Impact of Medical Liability Reform on Coronary Artery Disease Management

Monday, June 11, 2018: 5:50 PM
Starvine 2 - South Wing (Emory Conference Center Hotel)

Presenter: Ali Moghtaderi

Co-Authors: Steven Farmer; Bernard Black; Frederick Masoudi; William Sage; David Magid; Avi Dor

Discussant: Kosali Simon


Physicians often report practicing “defensive medicine,” including ordering marginally beneficial tests and interventions to reduce medical malpractice liability. However, prior studies report weak evidence that malpractice reform affects physician behavior or overall healthcare spending. The emphasis in most prior studies on overall healthcare costs may obscure the impact of caps on specific clinical decisions. We study a specific clinical setting –testing and treatment for possible coronary artery disease (CAD).

CAD is the leading cause of death in the United States. Chest pain is the second most common complaint in the emergency department and missed myocardial infarction is one of the most important causes of malpractice lawsuits. Because unrecognized CAD can have catastrophic outcomes, physicians are understandably cautious in their testing and intervention decisions. Testing and intervention for CAD are common, and many believe that these procedures are overused.
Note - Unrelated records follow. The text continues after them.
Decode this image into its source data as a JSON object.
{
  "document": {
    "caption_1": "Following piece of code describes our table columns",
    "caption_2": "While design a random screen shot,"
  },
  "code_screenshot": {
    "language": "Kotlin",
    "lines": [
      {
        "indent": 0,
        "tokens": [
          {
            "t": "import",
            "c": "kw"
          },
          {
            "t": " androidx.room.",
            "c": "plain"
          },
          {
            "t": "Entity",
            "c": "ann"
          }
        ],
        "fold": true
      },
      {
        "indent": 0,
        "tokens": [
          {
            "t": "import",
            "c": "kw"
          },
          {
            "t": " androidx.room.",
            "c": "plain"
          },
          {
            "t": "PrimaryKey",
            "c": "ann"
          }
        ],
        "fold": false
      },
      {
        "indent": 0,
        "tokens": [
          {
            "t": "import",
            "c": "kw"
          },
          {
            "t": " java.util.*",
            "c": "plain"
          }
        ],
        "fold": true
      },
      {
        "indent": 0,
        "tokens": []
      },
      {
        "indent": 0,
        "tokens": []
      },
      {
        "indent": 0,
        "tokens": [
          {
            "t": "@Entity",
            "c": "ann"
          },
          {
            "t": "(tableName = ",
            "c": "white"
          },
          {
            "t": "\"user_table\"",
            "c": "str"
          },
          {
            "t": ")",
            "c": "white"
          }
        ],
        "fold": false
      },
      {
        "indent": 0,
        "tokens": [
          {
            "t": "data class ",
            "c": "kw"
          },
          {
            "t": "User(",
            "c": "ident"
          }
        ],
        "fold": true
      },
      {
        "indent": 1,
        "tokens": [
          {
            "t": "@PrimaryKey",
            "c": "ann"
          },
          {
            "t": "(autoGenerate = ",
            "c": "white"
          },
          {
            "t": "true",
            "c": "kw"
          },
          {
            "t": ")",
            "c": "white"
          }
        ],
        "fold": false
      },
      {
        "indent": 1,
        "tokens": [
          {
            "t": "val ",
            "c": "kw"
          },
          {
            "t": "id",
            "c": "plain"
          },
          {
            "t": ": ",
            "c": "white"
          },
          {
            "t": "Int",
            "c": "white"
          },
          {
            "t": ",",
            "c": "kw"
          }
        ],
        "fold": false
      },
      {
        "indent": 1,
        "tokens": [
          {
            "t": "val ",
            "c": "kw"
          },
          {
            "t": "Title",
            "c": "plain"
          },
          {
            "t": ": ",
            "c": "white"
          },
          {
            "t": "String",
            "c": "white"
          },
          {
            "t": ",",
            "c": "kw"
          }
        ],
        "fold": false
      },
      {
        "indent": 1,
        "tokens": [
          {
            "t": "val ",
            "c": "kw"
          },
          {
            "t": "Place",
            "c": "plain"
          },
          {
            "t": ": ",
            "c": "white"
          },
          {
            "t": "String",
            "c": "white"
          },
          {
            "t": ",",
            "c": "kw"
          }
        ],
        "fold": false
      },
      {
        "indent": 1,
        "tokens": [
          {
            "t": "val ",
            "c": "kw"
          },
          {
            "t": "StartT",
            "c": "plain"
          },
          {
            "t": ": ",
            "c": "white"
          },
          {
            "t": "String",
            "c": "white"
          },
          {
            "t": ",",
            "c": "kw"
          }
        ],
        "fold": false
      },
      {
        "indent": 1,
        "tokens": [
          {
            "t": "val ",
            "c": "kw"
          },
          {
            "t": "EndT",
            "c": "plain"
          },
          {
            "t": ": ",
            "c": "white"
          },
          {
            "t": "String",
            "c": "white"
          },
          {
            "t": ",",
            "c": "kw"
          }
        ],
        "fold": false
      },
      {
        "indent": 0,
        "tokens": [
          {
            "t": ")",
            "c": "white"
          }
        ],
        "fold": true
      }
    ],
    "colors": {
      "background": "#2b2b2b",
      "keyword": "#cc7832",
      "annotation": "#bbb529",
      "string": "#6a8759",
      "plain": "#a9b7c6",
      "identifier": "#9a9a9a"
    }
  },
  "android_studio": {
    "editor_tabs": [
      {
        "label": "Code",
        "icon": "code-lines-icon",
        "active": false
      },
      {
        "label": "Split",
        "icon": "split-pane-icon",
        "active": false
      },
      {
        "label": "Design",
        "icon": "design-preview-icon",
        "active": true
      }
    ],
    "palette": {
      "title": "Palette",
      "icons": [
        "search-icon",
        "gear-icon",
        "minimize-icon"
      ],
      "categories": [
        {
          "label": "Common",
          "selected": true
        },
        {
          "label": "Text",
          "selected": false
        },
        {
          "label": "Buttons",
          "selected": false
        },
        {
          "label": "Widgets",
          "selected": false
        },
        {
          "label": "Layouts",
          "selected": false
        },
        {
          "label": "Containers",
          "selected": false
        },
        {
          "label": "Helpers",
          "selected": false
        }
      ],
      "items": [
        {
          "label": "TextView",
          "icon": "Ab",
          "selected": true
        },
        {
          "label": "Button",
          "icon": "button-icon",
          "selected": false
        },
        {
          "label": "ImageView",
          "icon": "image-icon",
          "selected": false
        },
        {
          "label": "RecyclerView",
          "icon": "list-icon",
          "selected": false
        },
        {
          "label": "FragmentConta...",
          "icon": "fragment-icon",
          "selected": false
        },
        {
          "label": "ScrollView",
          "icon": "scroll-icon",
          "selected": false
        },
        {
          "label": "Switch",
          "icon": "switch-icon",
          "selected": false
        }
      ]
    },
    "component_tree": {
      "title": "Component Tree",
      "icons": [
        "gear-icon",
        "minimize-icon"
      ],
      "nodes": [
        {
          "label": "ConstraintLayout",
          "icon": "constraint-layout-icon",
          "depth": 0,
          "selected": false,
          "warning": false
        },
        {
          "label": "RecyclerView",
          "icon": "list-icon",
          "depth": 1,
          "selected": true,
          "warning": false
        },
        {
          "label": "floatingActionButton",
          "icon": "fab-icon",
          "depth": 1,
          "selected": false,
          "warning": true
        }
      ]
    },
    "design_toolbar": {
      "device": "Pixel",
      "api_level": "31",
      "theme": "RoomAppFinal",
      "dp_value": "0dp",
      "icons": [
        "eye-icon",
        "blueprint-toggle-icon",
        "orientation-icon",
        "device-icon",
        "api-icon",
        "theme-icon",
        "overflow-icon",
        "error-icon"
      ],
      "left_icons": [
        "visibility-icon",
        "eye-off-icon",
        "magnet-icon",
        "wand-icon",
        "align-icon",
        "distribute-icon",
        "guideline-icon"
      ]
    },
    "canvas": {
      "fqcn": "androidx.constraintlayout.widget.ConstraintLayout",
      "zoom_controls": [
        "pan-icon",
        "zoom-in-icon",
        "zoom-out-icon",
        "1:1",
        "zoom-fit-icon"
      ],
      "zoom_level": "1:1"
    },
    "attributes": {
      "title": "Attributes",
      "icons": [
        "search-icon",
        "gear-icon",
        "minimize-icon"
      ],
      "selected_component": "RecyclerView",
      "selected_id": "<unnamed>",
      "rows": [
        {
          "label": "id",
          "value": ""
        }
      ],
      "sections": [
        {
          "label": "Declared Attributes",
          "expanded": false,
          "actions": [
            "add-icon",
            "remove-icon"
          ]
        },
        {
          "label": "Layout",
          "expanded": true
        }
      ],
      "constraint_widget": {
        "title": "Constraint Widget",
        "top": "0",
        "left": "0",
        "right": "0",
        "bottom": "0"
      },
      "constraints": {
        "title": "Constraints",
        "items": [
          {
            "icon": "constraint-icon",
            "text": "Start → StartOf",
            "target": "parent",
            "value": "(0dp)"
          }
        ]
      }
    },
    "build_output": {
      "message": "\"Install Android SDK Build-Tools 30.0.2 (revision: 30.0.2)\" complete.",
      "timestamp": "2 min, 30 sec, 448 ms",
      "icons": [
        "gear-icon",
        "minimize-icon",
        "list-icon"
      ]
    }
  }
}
Unfortunately, CAD symptoms are often non-specific and highly variable. Clinical guidelines about which patients with suspected CAD symptoms should be tested are quite general, and test results can be ambiguous. Clinicians must exercise judgment on who should be tested, whether to begin with an initial non-invasive stress test or more definitive left-heart catheterization (LHC), whether to proceed from an ambiguous initial stress test to LHC, and whether to revascularize patients with obstructive CAD, through percutaneous coronary intervention (PCI) or coronary artery bypass grafting (CABG).

We used a difference-in-differences research design to compare changes in CAD testing and treatment in New-Cap States to changes in 20 states without damage caps (No-Cap States). We used the 5% national, Medicare fee-for-service random sample from 1999-2013 to study the behavior of 97,821 physicians who have ordered or performed CAD related treatments during the sample period.

We examine changes, following cap adoption, in the rates at which physicians order ischemic evaluation for possible CAD, the type of initial evaluation (stress testing or LHC), LHC referral rates following stress test, and revascularization rates following ischemic evaluation. Physicians in New-Cap States substantially altered their CAD testing and intervention practices following damage cap adoption, relative to control physicians. They conducted a similar number of ischemic evaluations (New-Cap versus No-Cap difference -0.05%; 95% CI -8.0%, +7.9 %), but performed fewer definitive but invasive LHC tests (-24%, 95% CI -40%, -7%; P<0.01) and more less-definitive but non-invasive stress tests (+8%, 95% CI -4%, +19%; P=0.18). There are some important downstream effects as well. Physician in New-cap states referred fewer stress-tested patients for LHC (-21%, 95% CI -40%, -2%; P=0.03). Revascularization following ischemic evaluation also declined in New-Cap states, relative to No-Cap States (-23%, 95% CI -40%, -4%; P=0.02). These findings suggest that physicians tolerate greater clinical uncertainty in CAD testing and treatment if they face lower malpractice risk. Our study is the first to find evidence for large effects of malpractice risk on physician behavior.